Ambassador Kennedy meets with A-bomb survivors in Nagasaki

by Jumpei Fujimura, Staff Writer

As the daughter of the late U.S. President John F. Kennedy, Caroline Kennedy brings strong name recognition and clout to her role as the new U.S. ambassador to Japan. On December 10, A-bomb survivors who came into contact with Ms. Kennedy’s thoughtful nature during her visit to the city, voiced high hopes for her, saying that her presence as ambassador would mark a step forward on the road to nuclear abolition.

The ambassador met with A-bomb survivors at the Atomic Bomb Museum in Nagasaki, including Hideo Tsuchiyama, the former president of Nagasaki University, and Masao Tomonaga, 70, the director of the Japanese Red Cross Nagasaki Genbaku Hospital. They recounted their A-bomb experiences and outlined such information as the effects of the A-bomb radiation on the human body.

“I was impressed that she showed a keen interest and took notes,” Dr. Tsuchiyama said. “I felt a proactive attitude from her, that she will engage squarely with the nuclear issues that her father had confronted as president.”

Ms. Kennedy reportedly asked the two men about the health effects on second-generation A-bomb survivors. Stressing his words, Mr. Tomonaga said, “I told the ambassador that it’s important to study the conditions of the second-generation A-bomb survivors for the next 10 or 20 years. I also told her that some of the A-bomb survivors have continued to suffer from health disorders up to the present. I assume she clearly recognizes that the atomic bombing is not an issue purely of the past.”

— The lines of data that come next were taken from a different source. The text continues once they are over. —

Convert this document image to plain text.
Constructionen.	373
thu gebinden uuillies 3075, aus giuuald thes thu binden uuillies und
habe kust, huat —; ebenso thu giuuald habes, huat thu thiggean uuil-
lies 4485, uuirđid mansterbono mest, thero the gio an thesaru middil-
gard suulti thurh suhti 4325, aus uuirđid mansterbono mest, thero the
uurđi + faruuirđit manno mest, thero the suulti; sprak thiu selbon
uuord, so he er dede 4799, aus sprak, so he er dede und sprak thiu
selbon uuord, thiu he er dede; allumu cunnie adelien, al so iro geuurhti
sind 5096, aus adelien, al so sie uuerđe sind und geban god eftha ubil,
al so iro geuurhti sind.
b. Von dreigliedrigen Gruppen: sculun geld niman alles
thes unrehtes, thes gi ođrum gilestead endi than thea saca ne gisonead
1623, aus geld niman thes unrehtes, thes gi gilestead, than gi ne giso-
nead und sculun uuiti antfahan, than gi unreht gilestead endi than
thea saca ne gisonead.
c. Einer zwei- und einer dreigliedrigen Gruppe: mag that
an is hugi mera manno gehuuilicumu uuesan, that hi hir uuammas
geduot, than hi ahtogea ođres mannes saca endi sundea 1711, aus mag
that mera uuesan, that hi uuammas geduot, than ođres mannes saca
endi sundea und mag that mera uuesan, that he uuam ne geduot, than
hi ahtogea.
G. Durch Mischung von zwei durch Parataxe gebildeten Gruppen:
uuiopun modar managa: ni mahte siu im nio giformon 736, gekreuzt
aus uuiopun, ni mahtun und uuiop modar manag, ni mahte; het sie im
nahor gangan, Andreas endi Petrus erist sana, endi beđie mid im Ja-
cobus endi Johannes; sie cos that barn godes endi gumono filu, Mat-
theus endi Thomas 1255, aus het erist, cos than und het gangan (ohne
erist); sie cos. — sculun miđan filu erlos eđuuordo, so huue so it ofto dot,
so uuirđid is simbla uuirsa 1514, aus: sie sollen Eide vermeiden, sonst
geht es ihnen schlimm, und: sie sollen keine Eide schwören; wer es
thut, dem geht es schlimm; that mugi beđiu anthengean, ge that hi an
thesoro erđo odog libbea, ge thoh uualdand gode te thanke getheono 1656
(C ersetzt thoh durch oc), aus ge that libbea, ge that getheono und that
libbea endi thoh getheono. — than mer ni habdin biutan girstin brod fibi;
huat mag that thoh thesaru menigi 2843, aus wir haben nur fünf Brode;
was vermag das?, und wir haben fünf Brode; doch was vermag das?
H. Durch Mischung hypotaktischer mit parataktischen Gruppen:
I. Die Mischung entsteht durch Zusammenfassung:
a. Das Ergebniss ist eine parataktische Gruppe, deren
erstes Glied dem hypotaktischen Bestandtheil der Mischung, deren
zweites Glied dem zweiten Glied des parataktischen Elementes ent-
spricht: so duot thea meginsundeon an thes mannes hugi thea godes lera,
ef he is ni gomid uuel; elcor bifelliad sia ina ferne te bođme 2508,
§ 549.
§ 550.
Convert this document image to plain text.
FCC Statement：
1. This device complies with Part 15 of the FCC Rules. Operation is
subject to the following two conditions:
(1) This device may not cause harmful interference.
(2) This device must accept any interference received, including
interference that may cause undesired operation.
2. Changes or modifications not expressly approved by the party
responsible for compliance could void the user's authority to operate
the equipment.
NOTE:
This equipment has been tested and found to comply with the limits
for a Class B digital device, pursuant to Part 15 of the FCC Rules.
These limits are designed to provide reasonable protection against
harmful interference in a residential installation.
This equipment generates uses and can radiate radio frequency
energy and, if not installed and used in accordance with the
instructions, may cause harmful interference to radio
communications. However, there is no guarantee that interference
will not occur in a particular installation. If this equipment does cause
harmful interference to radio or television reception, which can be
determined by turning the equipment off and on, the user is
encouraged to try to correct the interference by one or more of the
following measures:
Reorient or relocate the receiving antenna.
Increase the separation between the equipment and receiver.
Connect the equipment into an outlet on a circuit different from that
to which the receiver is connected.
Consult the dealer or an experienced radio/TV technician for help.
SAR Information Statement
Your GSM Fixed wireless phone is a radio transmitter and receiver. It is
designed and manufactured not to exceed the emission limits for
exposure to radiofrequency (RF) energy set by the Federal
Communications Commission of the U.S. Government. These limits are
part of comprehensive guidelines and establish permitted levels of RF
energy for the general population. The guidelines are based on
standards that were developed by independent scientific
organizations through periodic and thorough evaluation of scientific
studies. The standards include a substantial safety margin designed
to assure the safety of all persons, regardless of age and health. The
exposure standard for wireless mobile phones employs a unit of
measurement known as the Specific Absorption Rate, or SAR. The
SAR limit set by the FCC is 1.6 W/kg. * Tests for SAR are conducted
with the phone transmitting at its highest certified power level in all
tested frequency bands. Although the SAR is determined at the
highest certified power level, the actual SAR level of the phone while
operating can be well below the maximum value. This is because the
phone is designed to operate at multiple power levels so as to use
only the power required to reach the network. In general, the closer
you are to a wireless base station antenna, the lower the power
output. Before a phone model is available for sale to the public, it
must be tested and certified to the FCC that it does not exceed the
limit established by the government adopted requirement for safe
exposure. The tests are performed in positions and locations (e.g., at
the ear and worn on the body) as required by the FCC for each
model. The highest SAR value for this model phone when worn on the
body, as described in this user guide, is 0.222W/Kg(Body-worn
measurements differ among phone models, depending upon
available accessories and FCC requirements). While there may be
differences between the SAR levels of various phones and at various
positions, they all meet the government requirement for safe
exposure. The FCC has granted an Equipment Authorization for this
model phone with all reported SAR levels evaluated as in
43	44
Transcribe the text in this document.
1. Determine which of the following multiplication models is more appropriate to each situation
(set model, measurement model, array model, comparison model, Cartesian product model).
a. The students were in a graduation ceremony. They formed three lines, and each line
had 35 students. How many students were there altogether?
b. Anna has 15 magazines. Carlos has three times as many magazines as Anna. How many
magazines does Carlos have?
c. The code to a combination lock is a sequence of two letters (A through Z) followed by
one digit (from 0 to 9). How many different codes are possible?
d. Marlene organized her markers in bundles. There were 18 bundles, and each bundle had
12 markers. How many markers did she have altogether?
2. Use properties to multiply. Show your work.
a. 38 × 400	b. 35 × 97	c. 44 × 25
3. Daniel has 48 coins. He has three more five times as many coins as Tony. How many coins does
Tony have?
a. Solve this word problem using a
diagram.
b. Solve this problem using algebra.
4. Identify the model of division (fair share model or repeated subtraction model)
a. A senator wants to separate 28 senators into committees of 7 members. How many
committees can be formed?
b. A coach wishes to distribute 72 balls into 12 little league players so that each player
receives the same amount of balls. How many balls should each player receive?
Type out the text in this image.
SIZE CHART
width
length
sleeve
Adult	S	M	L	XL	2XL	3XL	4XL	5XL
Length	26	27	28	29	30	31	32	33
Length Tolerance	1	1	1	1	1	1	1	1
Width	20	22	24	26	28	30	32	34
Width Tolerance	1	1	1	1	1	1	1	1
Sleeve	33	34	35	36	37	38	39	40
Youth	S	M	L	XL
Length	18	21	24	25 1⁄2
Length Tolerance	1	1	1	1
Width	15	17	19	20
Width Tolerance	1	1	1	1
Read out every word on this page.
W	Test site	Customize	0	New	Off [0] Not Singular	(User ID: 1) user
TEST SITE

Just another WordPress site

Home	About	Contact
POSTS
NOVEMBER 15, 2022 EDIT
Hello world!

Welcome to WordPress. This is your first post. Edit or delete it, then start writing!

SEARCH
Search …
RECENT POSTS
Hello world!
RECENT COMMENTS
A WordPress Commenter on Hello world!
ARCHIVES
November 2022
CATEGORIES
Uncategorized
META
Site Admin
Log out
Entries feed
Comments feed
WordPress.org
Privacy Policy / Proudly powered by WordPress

Over 100 people, including citizens and tourists, watched Ms. Kennedy as she offered a wreath of flowers in Nagasaki Peace Park. She then approached the crowd and gave handshakes and greetings. Ryoichi Mita, 83, a resident of the town of Togitsu, Nagasaki Prefecture, was exposed to the Nagasaki A-bomb at a distance of 1.2 kilometers from the hypocenter. “I can’t say I don’t hold any bitterness toward the United States,” he said. “But I welcome her here if the power of the ambassador can help bring the world closer to the peace that the A-bomb survivors long for.”